Era una mañana fría de otoño, el viento soplaba agitando las hojas y moviendo su cabello. El sol jugaba al escondite entre las nubes, apareciendo y desapareciendo detrás de ellas, pero siempre dejando el rastro de sus rayos que, si se posaban en tu piel, te recogían abrazándote con su calor. Y allí estaba yo, contemplándola, en el puente.
Su cabello pelirrojo jugando con el viento, su piel blanquecina y sus ojos marrones. No podía dejar de observarla, en el puente. Toda ella relucía más que el sol en aquel día nublado, su mirada cálida te apartaba del frío. Y allí estaba ella, valiente, sin miedo a caer, dispuesta a cruzar y cambiar su vida, dispuesta a cambiar y a mirarlo todo desde el otro lado, del puente. Era fuerte y testaruda, energética y dulce, era todo lo que puedas imaginar de un ángel caído del cielo. Y allí estaba ella, en el puente.

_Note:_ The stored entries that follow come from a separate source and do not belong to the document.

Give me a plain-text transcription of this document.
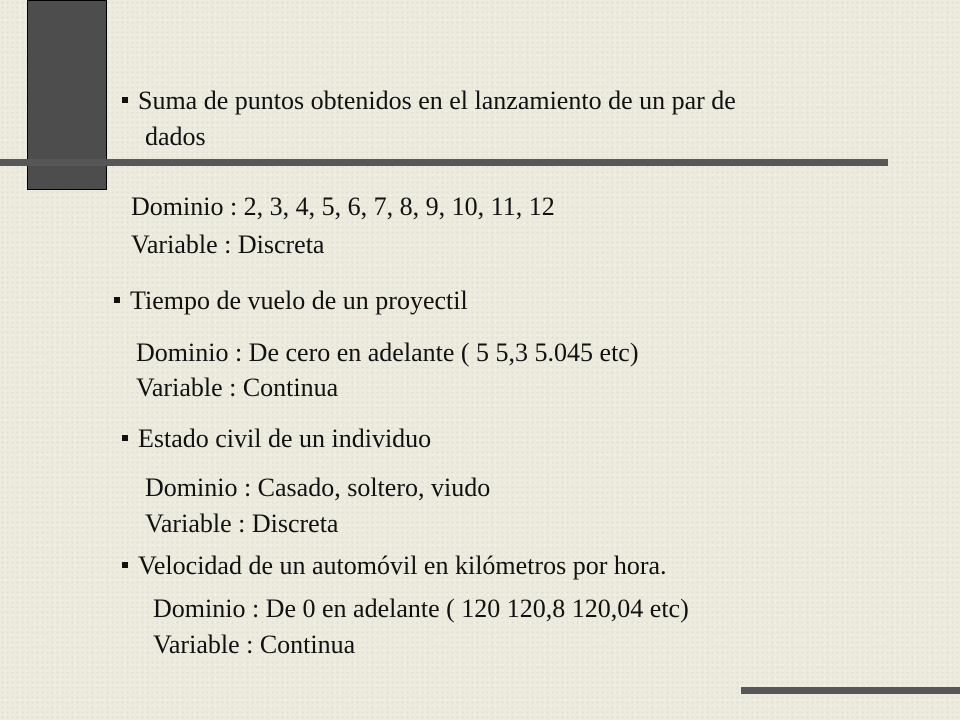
Suma de puntos obtenidos en el lanzamiento de un par de
dados
Dominio : 2, 3, 4, 5, 6, 7, 8, 9, 10, 11, 12
Variable : Discreta
Tiempo de vuelo de un proyectil
Dominio : De cero en adelante ( 5 5,3 5.045 etc)
Variable : Continua
Estado civil de un individuo
Dominio : Casado, soltero, viudo
Variable : Discreta
Velocidad de un automóvil en kilómetros por hora.
Dominio : De 0 en adelante ( 120 120,8 120,04 etc)
Variable : Continua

La miré a los ojos con nuestros dedos entrelazados, en el puente. Le di un tierno beso en la frente, ella me miró y sonrió me apretó la mano y su mirada lo dijo todo. Nos dispusimos y cruzamos, el puente. No miramos atrás, seguimos adelante afrontando el cambio que habíamos decidido.
Estábamos juntos, no quedó nada atrás mas que, el puente.